Removing all but the most essential user accounts, services, software packages, and so on.
Auditing user accounts, system settings, and checking installed software against known vulnerabilities.
Frameworks and scripts for hardening system, see here. It is essential that the members of the team review and understand the changes made by externally created hardening scripts before applying them to their own infrastructure.
Chapter 15
Organizing for Infrastructure as Code
This final chapter takes a look at implementing it from an organizational point of view.
The organizaitional principles that enable this include:
A continuous approach to the design, implementation, and improvement of services
Empowering teams to continuously deliver and improve their services
Ensuring high levels of quality and compliance while delivering rapidly and continuously
A kanban board is a powerful tool to make the value stream visible. This is a variation of an agile story wall, set up to mirror the value stream map for work.
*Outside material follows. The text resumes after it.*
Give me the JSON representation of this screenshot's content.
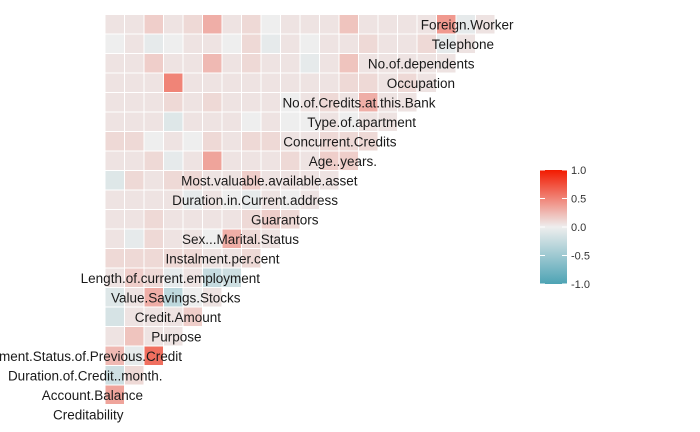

A retrospective is a session that can be held regularly, or after major events like the completion of a project. Everyone involved in the process gathers together to discuss what is working well, and what is not working well, and then decide on changes that could be made to processes and systems in order to get better outcomes.
Post-mortems are typically conducted after an incident or some sort of major prob‐ lem. The goal is to understand the root causes of the issue, and decide on actions to reduce the change of similar issues happening.